- Where do they all come from, my sons are asking me this Christmas morning.
The little white wooden church in my village close to Umeå is temporary awakened from its hibernation. It’s filled with people up very early for the Christmas morning service, the traditional “julotta”. So where do they all come from?
I am the seventh generation on my mother’s side in my village, my sons the eighth. That’s as far as the family tree takes us. Once this church was a bride. Born and built in the late twenties by my grandfather and the farmers of the village, dressed in white by their women. Every Sunday they greeted her. They filled her soul with hymns and dignified rest of the seventh day. 70 years later her body is still solid but mostly cold, empty and forgotten.
Except for the Christmas mornings. My sons question is legitimate, for there are more people in the church this morning than inhabitants of the village. The room is warm from the electrical stove. The light is shut down, replaced by flickering candles. People gather in the pews, shaking hands, nodding, smiling, scooting after to let everybody have a seat.

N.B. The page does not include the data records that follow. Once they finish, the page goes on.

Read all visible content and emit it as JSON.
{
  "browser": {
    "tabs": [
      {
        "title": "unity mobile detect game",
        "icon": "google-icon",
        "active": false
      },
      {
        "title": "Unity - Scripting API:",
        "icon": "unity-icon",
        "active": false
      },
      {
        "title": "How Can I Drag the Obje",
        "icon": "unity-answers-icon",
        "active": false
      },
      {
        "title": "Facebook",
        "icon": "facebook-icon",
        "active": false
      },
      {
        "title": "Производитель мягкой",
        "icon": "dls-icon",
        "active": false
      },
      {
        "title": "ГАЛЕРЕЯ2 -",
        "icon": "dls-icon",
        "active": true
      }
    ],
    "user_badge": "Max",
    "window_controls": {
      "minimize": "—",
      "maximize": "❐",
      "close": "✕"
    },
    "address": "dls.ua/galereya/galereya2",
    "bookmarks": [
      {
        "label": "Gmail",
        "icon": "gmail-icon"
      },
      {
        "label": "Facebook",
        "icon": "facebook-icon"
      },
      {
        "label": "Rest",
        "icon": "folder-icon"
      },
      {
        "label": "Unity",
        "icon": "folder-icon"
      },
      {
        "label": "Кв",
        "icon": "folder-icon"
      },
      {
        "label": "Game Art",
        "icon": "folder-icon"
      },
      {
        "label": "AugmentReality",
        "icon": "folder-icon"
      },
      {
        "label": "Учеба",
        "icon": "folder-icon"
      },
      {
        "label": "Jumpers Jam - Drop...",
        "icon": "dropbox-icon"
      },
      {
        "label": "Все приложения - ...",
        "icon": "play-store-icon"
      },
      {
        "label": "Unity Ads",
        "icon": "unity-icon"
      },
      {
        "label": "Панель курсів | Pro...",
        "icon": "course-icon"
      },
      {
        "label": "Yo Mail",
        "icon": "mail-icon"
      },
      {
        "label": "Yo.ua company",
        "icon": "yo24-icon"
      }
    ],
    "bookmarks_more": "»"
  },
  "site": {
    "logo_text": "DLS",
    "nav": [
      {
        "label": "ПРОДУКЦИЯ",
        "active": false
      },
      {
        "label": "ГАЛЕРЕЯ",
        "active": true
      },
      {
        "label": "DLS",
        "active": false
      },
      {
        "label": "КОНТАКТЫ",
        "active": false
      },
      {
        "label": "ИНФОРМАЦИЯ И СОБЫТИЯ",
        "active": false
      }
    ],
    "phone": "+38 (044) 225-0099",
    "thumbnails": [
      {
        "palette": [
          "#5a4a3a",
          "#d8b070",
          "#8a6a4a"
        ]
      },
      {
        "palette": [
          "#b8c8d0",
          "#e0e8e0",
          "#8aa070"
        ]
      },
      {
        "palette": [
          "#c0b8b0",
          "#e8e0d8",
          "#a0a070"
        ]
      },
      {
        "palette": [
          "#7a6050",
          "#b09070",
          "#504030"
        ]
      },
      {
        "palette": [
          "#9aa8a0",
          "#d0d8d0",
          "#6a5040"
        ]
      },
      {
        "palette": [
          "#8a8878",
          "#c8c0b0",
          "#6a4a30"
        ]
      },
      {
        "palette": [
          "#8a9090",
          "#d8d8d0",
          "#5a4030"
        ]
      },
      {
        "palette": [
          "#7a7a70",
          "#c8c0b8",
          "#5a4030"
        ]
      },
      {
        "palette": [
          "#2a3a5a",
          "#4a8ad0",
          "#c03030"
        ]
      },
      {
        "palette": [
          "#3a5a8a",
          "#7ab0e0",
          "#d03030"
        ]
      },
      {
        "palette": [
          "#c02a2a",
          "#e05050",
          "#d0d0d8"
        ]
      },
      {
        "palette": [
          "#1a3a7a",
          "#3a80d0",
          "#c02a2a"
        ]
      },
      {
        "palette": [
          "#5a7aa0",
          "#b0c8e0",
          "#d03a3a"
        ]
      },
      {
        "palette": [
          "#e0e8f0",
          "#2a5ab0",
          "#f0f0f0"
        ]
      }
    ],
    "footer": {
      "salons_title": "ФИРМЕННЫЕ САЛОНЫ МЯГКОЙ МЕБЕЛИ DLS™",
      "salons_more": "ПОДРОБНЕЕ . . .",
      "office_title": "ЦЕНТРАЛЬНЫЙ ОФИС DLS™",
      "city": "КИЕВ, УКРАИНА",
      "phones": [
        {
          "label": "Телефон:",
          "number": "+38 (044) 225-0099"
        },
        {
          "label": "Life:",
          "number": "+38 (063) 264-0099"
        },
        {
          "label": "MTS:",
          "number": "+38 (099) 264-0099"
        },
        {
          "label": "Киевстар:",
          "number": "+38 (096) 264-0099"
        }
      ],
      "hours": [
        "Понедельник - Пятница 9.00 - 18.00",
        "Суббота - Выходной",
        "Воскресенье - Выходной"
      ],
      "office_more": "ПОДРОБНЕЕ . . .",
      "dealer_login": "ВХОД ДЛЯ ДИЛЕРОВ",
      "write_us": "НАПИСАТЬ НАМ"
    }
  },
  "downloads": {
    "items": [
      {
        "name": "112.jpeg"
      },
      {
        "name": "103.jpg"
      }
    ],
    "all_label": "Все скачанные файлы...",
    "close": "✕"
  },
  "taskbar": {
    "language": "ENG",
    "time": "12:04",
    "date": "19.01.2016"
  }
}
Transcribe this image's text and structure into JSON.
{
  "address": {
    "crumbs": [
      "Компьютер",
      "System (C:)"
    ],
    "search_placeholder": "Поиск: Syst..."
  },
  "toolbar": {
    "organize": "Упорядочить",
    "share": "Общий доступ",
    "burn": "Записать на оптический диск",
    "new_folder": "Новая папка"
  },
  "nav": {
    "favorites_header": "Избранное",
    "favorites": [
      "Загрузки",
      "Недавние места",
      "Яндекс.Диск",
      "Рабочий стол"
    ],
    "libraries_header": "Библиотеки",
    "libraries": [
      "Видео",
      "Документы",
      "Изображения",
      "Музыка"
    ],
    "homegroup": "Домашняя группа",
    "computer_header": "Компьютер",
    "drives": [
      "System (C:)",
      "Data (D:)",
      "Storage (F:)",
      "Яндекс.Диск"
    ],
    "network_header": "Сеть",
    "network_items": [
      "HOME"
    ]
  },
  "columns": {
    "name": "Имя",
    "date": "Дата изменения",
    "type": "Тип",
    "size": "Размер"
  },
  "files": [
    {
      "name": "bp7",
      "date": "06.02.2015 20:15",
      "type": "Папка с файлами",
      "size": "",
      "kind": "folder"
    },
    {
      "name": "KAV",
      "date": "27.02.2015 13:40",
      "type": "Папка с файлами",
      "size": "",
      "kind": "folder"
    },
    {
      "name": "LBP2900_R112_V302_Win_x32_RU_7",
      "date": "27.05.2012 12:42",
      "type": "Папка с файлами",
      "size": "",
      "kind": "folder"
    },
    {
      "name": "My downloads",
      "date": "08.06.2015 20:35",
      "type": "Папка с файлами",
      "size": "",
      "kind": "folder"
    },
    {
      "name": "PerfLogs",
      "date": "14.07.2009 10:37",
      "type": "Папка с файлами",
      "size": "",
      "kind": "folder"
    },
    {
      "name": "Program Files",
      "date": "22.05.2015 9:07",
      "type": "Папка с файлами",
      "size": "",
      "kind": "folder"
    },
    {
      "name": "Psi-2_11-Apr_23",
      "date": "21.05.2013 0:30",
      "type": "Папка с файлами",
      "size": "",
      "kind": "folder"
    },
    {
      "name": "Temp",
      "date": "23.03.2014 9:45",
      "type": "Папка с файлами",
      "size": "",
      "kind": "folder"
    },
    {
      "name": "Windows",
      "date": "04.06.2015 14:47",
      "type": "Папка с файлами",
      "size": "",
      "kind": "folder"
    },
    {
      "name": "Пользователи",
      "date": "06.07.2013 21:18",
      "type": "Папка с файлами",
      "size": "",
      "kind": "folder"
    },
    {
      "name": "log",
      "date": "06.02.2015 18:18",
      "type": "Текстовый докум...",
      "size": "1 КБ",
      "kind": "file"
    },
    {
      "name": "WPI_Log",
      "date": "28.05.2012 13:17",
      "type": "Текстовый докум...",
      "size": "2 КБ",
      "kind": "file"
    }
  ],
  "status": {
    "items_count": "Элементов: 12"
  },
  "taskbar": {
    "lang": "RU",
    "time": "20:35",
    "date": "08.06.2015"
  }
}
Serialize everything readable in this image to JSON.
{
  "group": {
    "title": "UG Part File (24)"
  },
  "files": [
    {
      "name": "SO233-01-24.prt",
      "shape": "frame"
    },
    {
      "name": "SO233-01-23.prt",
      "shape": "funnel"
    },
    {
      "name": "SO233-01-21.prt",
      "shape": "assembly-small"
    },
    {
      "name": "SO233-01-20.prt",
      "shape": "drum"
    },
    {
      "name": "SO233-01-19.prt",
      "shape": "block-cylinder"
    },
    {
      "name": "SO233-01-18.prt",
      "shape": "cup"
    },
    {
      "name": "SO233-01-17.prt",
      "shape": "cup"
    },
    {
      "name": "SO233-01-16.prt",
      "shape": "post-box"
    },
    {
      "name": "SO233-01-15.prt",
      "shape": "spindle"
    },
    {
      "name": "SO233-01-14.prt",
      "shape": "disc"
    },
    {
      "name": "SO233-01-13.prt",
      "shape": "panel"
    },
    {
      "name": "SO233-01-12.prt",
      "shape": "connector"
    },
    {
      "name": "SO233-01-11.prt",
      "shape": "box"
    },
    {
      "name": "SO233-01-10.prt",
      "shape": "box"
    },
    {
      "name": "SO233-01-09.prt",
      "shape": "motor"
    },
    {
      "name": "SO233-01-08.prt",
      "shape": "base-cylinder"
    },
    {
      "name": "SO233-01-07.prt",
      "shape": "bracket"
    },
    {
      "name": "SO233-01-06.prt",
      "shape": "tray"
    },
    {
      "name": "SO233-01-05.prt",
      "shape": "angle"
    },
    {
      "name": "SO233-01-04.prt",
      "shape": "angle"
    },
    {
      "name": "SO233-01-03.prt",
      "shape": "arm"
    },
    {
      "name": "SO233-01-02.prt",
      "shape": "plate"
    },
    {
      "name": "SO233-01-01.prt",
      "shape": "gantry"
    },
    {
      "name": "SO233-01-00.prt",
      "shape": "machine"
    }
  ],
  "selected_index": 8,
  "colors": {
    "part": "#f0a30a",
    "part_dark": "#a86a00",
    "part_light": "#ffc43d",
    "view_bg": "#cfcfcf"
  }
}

I am a grand daughter of these Christmas mornings and I am sitting on the front row with my sons and their cousin ready for our contribution, the music. The people of my village has been known for being musical, and my grandfather Carl had the most beautiful voice. He had been told that putting reed in the wooden walls of the church would make a wonderful acoustics, so he did, and it was proven to be true. Through the years Carl had enclosed the Christmas morning ceremony with singing the song that to parts of the western world was the most powerful one, Adolphe Adam’s “O Holy Night”. It was sung in churches and cathedrals in capitols and cities, and it was sung in a white wooden church with the sound of a concert hall in a tiny village in the woods.
Carl died before he got to know that his voice was carried on to his son and his grandchildren. This morning O Holy Night was sung by his great grandson, who at the age of 26 has already carried that tradition for more than a decade.
I feel like I am standing in the middle of a time line. On one side; the generations behind me. My mother and her siblings, my grandparents, great grandparents, that is as far as the stories go. On the other side; my children and their children and grandchildren to come. And the stories they will be told. And that’s why the wooden church is filled with people on the Christmas morning. To be a part of this. To be a part of the big story.